The REO provides some online guidance for consent forms, including suggested templates. Consent forms are checked for content and format during the review process. Researchers can speed and assist this process by following the guidelines below..
The guidance provided by the REO and the question prompts used in ARISE tend to assume that consent will be written, but it is just as acceptable to document consent orally. The choice of written or oral consent depends on factors including how comfortable the participants involved are with reading and signing a consent form. If your research will use oral rather than written consent, a consent script that you will go over with participants must be provided in ARISE. This script does not need to be read to participants verbatim; instead you should move through it step by step to ensure that all of the necessary information has been provided to participants and understood. Oral consent must include all of the essential points that would be provided in a written consent form (see below). ARISE also asks researchers to indicate how consent will be documented (e.g. by recording the participant’s agreement) and how participants will be given a record of the agreement to keep (e.g. by providing them with a printed copy of the consent script).
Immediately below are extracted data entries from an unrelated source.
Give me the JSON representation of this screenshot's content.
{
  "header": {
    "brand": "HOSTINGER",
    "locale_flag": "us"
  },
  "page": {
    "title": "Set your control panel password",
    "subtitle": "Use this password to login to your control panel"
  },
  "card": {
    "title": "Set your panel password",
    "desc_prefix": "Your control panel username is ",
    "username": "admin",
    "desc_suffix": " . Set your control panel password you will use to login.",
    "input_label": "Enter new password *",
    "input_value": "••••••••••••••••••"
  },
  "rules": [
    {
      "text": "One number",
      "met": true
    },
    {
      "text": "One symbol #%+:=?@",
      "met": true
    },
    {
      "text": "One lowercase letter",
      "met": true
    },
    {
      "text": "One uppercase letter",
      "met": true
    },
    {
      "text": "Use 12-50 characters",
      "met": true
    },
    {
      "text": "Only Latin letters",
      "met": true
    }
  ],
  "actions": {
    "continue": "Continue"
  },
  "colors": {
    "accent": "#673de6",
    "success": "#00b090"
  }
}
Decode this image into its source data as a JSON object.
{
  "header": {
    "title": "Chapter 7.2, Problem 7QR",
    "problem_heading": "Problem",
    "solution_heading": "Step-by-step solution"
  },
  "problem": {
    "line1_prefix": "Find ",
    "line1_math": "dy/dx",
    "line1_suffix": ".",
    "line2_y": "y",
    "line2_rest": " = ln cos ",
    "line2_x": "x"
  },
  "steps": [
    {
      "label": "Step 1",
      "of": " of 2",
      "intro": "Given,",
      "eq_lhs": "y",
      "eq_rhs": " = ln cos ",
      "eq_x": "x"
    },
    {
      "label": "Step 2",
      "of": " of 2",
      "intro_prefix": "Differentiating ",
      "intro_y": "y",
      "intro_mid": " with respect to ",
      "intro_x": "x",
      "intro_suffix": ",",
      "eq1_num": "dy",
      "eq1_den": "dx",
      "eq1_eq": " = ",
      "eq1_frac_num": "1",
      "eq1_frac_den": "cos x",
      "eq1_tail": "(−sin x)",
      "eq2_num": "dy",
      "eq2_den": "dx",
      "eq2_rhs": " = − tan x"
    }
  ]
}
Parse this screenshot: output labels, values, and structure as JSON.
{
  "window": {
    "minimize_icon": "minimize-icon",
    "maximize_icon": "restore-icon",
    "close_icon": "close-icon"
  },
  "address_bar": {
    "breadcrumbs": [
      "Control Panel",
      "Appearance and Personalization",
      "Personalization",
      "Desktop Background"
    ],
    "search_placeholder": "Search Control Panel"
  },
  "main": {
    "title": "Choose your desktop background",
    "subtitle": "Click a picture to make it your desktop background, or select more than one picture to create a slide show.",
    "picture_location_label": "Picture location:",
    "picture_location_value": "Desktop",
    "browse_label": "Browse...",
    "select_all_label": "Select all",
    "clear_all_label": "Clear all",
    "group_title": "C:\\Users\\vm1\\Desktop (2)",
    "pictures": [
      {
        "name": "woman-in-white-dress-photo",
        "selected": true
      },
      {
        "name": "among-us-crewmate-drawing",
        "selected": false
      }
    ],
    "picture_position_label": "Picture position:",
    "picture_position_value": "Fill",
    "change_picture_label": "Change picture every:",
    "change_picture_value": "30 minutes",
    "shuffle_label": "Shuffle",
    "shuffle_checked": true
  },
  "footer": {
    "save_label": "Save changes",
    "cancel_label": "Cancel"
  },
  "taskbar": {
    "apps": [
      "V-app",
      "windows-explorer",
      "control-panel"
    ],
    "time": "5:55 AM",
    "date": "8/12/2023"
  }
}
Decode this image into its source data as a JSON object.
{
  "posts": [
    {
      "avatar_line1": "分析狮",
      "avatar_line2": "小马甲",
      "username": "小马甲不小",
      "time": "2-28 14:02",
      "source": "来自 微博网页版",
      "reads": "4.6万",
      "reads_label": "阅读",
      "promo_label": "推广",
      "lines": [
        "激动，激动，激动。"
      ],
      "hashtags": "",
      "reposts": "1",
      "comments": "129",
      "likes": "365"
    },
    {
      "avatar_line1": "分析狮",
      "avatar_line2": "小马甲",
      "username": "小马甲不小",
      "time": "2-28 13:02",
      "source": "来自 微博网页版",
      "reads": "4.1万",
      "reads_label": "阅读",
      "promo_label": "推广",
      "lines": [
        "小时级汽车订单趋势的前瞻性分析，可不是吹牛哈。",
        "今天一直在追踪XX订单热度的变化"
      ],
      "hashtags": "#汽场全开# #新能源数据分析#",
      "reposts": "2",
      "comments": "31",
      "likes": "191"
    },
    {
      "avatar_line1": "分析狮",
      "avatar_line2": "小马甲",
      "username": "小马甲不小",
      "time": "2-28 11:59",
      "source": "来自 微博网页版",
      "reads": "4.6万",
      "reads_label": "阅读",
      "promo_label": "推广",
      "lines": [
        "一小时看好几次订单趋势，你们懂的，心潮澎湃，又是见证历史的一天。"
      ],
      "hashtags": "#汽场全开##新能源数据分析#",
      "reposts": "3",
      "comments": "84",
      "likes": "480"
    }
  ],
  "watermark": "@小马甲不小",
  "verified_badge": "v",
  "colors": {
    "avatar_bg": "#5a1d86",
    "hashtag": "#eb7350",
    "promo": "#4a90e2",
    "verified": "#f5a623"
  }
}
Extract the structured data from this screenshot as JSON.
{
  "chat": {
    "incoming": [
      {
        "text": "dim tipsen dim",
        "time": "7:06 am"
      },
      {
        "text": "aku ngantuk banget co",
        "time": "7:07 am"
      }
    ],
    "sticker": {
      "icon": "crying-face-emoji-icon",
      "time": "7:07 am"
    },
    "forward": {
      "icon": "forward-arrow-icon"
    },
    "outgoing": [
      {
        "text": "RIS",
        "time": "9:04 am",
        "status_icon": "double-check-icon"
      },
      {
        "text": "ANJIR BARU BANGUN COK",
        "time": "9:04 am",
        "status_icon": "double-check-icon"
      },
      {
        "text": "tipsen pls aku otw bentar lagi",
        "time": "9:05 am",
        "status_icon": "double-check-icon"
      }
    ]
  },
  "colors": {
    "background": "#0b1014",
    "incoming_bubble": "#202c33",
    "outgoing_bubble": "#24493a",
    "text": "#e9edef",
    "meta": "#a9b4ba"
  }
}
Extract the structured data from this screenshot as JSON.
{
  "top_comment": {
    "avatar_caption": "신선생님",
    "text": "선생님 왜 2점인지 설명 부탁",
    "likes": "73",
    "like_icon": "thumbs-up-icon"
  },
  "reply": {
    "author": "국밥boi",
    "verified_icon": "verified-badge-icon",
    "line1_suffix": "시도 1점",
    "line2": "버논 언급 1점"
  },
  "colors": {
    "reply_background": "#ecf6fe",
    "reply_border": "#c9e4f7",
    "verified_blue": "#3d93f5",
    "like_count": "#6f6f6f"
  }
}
At a minimum, researchers (or their qualified designates, such as research assistants) need to provide prospective participants with the following:
- information that the individual is being invited to participate in a research project;
- comprehensible statements of the research purpose, the identity of the researcher, the expected duration and nature of participation and a description of research procedures;
- comprehensible description of reasonably foreseeable harms and benefits that may arise from research participation;
- an assurance that prospective participants are free not to participate, have the right to withdraw at any time during their participation without prejudice to pre-existing entitlements, and shall be given continuing and meaningful opportunities for deciding whether or not to continue to participate;
- specific details on withdrawing from the research after their participation is complete, including whether this is possible, how it can be done and how long it will be possible;
- the possibility of commercialization of research findings and the presence of any apparent or actual or potential conflict of interest on the part of researchers, their institutions or sponsors; and
- the name and contact information for a person who may be contacted in the case of concerns, complaints or consequences.